Eu diria que o primeiro choque entre a minha não-leitura e a minha leitura de Frankenstein ficou por conta do imaginário que eu criei da ambientação da narrativa. Por causa de imagens e de flashes de filmes aos quais tive acesso, eu sempre associei Frankenstein a uma história passada em um ambiente escuro, grande parte dela no interior de algo que lembrasse um castelo. Engano o meu! Que delícia me deparar com um romance cheio de trânsitos por paisagens verdes, por montanhas, por florestas, por viagens a pé, por viagens de barco, de navio... Também minha ideia da personalidade da criatura não poderia ter sido mais equivocada: embora a cena icônica da criatura seja mesmo a de um balbuciar confuso e animalizado, no desenvolvimento da obra Mary Shelley nos permite ter um acesso sofisticado a seus sentimentos e pensamentos.

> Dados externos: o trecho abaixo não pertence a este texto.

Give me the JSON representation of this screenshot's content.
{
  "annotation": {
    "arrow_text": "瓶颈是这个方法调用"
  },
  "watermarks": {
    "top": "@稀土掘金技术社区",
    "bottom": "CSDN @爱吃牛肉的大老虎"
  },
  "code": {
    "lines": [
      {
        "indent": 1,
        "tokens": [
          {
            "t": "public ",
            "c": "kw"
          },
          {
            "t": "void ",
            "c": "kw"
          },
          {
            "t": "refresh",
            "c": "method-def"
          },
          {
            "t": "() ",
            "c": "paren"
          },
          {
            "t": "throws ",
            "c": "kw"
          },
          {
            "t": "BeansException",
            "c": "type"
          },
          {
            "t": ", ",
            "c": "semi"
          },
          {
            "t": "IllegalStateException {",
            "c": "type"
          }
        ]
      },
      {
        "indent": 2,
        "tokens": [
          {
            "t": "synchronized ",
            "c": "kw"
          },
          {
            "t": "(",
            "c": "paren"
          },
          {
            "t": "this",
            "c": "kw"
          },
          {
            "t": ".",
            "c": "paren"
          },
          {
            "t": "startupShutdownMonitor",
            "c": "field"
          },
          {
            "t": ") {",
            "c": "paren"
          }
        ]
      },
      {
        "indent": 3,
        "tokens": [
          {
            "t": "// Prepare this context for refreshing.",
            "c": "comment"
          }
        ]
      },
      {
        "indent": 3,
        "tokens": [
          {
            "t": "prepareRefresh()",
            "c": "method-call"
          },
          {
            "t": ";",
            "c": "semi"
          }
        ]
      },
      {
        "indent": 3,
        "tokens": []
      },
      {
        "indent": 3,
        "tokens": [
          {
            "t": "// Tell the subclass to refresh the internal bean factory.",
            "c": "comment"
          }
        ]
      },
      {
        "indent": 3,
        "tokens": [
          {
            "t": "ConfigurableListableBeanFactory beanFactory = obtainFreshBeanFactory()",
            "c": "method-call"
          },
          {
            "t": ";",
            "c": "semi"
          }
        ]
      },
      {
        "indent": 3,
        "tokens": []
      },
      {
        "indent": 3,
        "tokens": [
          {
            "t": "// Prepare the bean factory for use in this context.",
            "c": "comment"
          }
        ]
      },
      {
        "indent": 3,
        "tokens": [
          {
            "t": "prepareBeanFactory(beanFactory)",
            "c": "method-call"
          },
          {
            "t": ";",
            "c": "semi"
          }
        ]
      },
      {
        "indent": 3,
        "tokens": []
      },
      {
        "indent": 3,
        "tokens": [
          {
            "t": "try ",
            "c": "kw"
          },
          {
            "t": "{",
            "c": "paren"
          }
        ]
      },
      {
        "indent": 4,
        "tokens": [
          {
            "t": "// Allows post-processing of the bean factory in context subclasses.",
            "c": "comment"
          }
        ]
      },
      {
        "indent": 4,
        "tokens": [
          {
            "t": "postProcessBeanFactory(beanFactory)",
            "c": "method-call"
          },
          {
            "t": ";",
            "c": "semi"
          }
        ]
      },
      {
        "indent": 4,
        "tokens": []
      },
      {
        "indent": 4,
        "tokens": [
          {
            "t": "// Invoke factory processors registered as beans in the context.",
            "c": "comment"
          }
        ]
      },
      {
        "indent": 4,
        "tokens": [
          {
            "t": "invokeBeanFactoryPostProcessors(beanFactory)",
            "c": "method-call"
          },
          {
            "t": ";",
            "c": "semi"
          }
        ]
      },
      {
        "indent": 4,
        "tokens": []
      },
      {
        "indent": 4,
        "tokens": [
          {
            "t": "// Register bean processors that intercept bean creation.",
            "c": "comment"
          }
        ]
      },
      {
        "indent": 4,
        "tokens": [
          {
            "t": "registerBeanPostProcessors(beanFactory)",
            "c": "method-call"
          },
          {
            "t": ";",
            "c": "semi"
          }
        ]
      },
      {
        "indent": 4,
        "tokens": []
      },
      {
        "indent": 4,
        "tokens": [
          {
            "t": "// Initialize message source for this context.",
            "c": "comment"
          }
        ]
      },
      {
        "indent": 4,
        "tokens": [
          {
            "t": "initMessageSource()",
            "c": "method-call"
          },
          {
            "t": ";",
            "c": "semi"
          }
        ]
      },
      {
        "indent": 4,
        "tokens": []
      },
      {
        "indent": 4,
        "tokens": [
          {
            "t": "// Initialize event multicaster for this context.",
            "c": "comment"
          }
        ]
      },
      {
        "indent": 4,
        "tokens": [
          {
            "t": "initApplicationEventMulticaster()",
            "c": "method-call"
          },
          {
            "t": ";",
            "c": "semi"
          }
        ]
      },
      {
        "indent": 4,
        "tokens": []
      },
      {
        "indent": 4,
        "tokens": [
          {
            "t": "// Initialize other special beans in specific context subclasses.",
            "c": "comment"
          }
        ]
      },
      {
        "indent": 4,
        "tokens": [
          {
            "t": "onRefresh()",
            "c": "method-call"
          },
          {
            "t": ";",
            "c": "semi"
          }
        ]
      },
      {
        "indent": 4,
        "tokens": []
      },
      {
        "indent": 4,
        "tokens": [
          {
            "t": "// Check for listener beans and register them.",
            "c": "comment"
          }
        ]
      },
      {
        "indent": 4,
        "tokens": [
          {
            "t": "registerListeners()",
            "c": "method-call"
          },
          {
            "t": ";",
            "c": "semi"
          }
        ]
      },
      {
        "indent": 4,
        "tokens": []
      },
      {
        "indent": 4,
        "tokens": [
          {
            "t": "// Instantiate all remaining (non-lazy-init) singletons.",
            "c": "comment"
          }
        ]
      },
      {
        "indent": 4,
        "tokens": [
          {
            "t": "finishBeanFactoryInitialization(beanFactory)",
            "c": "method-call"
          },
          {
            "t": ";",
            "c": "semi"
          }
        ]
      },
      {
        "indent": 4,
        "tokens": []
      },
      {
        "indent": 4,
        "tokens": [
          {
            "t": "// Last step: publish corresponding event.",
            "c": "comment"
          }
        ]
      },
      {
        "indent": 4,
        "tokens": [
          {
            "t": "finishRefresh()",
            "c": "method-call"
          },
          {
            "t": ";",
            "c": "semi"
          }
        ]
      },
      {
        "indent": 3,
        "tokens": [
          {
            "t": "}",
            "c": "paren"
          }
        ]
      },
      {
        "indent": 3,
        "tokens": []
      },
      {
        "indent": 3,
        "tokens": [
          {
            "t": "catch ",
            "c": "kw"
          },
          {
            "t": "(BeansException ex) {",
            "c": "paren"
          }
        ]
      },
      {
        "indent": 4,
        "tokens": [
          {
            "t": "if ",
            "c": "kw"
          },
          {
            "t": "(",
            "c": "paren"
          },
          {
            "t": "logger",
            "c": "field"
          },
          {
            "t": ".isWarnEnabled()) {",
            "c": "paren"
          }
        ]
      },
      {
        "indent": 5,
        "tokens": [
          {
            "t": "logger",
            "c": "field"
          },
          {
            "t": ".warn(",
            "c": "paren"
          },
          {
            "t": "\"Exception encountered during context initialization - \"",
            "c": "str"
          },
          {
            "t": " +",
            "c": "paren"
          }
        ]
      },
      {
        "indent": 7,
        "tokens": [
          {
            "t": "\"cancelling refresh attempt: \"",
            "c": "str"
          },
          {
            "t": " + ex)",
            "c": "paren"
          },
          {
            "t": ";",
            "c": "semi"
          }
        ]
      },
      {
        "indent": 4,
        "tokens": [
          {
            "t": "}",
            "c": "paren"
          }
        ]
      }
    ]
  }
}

Há limites a serem considerados no que diz respeito à forma como essa "voz" chega até nós, mas ela está lá e enriquece muito a trama.
Confesso que durante a leitura eu passei alguns panos pra Mary Shelley, pois há lacunas que escapam à abstração que ficções científicas exigem de nós. Ainda assim, os pontos altos são tão altos... Por exemplo, o retrato das relações acadêmicas e dos supostos indicativos de progresso da época são historicamente e criticamente bem abordados. Ou o que falar da própria complexidade dos sentimentos e das atitudes de criador e criatura: antes, durante o meu processo de não-leitura, eu achei por muito tempo que o Frankenstein era o "monstro"; e agora, após a leitura, eu continuo achando a mesma coisa, pois o jovem Victor conseguiu ser, pra mim, ainda mais repugnante! haha Ou seja, há aqui uma ambiguidade que só bons romances conseguem desenhar.
Ser surpreendida por um livro é sempre bom. Mas ser surpreendida por um clássico - ou, nos termos de Bayard, perceber que tudo aquilo que compõe a inevitável não-leitura de uma obra não é capaz de estragar um bom clássico - é ainda melhor.